Briefings: Council Preparing to Cross Court Square over Police Panel?…
After years of stalemate, movement on the Springfield Police Commission could be imminent. Fifteen years ago, the Finance Control Board discarded the body and concentrated its powers a sole police commissioner. Amid community distrust about internal oversight and a string of scandals at Pearl Street the City Council had revived the body over the objections of Mayor Domenic Sarno.
Sarno refused to implement the enacting ordinance, which essentially restored the old commission. He continued to operate as if the sole commissioner still existed in law. Without funds for a lawyer, the Council’s could not go to court to sue for implementation. However, a notice for a special Tuesday Council meeting includes an order to accept pro bono counsel to advise the body on this very matter.
The order, if approved, would allow the Northampton-based Law Office of Lesser, Newman, Aleo & Nasser “to represent it in [the Council’s] dispute with the Mayor of the City of Springfield concerning the enforcement of the Ordinance that established the Board of Police Commissioners.” The order mentions the possibility of litigation, but a separate vote would be necessary to file suit.
The Board of Police Commissioners—the Police Commission’s formal name—dates back to a 1909 state law outlining governance of Springfield’s police force. The 1961 city charter the city transferred appointing powers to the mayor only—the Council originally had an appointing role too. Still, the buffer between the elected branches and the police remained.
The Control Board deemed this setup inadequate and created the sole commissioner model. Unlike the Police Commission, which consisted of civilians, the sole commissioner is a sworn officer. The position assumed the former police chief’s duties, but exists outside civil service. It is not clear whether the revival of the commission would place the chief back into civil service.
As a councilor, Sarno had supported the Commission, but changed his tune once he became mayor and the Control Board dissolved. Though Sarno has argued the civilian Commission is antiquated, he has claimed the enacting ordinance itself violates the charter and interferes with his power to appoint the department’s day-to-day leader. The ordinance grants all police appointments to the Commission.
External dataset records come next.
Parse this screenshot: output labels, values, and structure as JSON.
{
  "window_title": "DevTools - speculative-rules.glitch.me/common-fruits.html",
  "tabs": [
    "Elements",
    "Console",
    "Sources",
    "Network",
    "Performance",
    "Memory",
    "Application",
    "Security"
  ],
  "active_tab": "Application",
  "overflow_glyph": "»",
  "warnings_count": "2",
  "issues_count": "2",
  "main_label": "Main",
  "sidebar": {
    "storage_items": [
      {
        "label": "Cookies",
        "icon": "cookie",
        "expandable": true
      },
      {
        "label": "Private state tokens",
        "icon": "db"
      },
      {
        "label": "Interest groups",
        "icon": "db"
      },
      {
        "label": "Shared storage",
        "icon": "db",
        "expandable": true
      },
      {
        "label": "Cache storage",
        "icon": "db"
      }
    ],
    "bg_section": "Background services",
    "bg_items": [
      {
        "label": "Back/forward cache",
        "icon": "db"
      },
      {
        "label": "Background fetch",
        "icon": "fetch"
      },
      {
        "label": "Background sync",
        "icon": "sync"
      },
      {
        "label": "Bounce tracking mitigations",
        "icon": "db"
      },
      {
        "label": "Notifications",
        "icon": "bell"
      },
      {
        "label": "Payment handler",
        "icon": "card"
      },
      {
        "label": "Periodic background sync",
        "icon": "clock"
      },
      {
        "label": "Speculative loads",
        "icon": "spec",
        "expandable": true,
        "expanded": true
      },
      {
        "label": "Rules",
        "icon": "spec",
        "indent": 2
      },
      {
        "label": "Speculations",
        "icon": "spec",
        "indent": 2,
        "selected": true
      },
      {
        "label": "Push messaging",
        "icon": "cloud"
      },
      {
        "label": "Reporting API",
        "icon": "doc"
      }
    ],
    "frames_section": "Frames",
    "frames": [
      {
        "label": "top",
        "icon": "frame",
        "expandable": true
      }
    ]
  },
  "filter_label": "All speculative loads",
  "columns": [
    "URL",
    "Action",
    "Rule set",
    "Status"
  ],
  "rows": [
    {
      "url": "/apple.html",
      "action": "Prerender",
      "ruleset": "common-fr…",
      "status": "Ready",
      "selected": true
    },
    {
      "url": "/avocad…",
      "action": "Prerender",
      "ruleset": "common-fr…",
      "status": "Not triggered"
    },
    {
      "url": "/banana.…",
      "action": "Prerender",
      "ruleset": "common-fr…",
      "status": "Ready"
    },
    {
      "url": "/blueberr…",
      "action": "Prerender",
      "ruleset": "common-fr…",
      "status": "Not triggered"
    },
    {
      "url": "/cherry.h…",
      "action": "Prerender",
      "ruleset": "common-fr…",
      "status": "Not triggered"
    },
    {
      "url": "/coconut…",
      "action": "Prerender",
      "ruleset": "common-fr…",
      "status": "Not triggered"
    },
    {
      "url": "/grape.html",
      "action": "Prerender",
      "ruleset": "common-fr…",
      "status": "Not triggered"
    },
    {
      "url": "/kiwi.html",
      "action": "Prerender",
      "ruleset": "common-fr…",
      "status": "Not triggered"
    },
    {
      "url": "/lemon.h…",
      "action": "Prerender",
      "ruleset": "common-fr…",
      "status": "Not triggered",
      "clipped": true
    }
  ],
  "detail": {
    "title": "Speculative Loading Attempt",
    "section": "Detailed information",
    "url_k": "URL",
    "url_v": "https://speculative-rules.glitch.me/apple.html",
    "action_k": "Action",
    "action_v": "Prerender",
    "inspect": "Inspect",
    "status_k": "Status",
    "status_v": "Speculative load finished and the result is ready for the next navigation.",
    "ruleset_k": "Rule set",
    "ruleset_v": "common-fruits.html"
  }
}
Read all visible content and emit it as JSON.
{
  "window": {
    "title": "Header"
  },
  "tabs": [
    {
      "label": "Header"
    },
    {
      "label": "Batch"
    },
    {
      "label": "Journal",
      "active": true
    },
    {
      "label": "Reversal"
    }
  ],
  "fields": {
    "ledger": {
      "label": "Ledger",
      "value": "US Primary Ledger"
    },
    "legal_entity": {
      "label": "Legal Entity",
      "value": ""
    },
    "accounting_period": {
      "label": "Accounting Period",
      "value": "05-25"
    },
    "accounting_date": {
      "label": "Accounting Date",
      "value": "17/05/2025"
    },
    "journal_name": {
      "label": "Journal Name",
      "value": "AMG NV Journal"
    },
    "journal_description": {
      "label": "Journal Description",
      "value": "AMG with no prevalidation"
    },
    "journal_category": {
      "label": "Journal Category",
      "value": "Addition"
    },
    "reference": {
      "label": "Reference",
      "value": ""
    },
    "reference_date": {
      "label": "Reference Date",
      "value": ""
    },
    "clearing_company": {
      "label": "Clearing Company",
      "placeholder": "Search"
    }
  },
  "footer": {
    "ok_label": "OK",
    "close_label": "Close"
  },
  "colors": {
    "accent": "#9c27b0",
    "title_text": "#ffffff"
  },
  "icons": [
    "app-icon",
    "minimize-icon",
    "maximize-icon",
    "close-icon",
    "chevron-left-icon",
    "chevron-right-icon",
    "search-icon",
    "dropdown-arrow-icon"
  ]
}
Using its own authority, the Council passed the ordinance anyway. Early attempts fizzled after the mayor vetoed, but the Gregg Bigda scandal in 2016 produced the momentum to override Sarno. The Council streamlined the ordinance in 2018, again over the mayor’s veto, after the indictments of cops involved in the Nathan Bill’s fracas. Sarno ignored the law both times. An attempt to re-abolish the Commission and codify Sarno’s nonbinding oversight panel failed.
All throughout, the Council could not sue for enforcement. As a corporate body, it must have a lawyer in court. However, state law requires all appropriations to begin with the mayor. Even after Police Commissioner John Barbieri unceremoniously resigned, relieving the city of the complications of his contract, nothing changed.
The issue has taken on additional urgency amid the national protests against the killing of George Floyd at the hands of a Minneapolis police officer. Reviving the Commission is among local activists’ demands. Notably, the patrolmen’s union has historical supported the Commission, too.
The Northampton law firm’s representation would finally put the Council on equal footing with the mayor in this dispute. City lawyers for the Council all report to (and include) City Solicitor Ed Pikula, who serves at the mayor’s pleasure. With independent attorneys, the Council can then trade missives with the mayor as a legal adversary and not as a wayward organ of city government ignoring Law Department’s advice.
Sources expect the order to pass easily. Even councilors who oppose the Commission’s return are believed to condemn the mayor’s unilateral abrogation of a duly-passed ordinance. After passage, councilor may enter executive session Tuesday to discuss the case with their new lawyers.
According to the order, Council President Justin Hurst would have the authority to execute an engagement letter with attorneys Thomas Lesser and Michael Aleo. This will define the scope of their firm’s representation.